The most common concern is how the cameras will affect the level of privacy of locals in the market. A memo to the council from Emergency and Protective Services General Manager Anthony Di Monte suggests that a Privacy Impact Assessment should be conducted for the CCTV plan.
Ann Cavoukian, the former Ontario information and privacy commissioner, says municipalities and organizations that consider CCTV surveillance, they must take great care in terms of planning and control.
Misuse of surveillance footage
Another concern of the CCTV is that the information may be used for more than what it was originally intended.
To ensure confidentiality, there will have to be safeguards to ensure the proper protection of stored footage. Sarp Kizir, a co-founding member of the coalition, identified concerns his group has about CCTV cameras.
These include the marginalization of people struggling with homelessness and addiction, the criminalization of racialized communities and locals with mental illnesses, as well as the fact that CCTV cameras are susceptible to misuse by operators. This latter concern has also been shown by operators using CCTV surveillance to engage in voyeurism.
Although the recent city budget did not include the cost of a CCTV pilot, the coalition says it believes it would cost tens of thousands of dollars simply to acquire the necessary equipment.
Other factors to consider include the cost of monitoring, maintenance, as well as recording and storing information. In Toronto, the police received a grant of $3 million to add 40 cameras to its existing network.

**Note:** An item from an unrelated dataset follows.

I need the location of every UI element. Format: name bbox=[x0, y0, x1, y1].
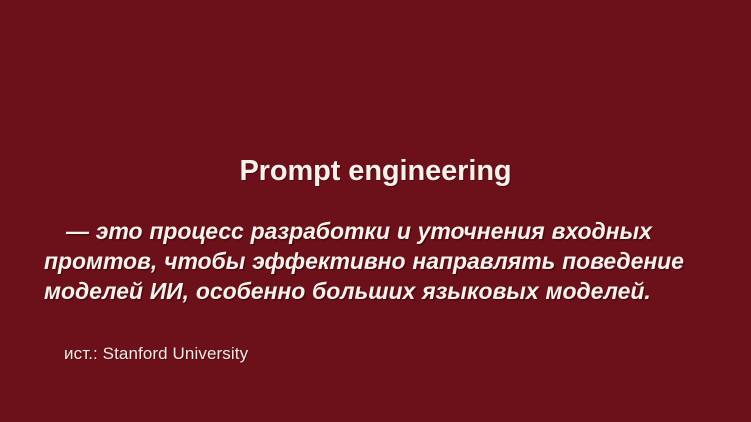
presentation-slide: Prompt engineering — это процесс разрабо… bbox=[0, 0, 751, 422]
slide-source-credit: ист.: Stanford University bbox=[64, 344, 248, 364]
slide-title: Prompt engineering bbox=[0, 153, 751, 189]
slide-definition-text: — это процесс разработки и уточнения вхо… bbox=[44, 216, 710, 306]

Cameras don’t get to the root causes of crime
Thomas Brawn, a long-time ByWard Market busker, says that even if the cameras deter crime, that does not tackle the problem of why people are desperate enough to commit the crimes.
“Ten dollars looks like $100 to a user, and that’s why they stand there and look at my hat,” he says.
Kizir agrees that attention is not being given to the core issue. “Panelists brought up the reality that the focus needed to be on the underlying issues that cause violence to happen in communities,” Kazir said in a written statement.
“More resources need to be dedicated towards healing and not the persecution of marginalized people,” Kizir wrote.
Last month the city proposed that Ottawa Police should take over the CCTV pilot project. A media relations officer from the Ottawa Police Service said that “it is too early for Ottawa Police to weigh in further on this matter, at this time.”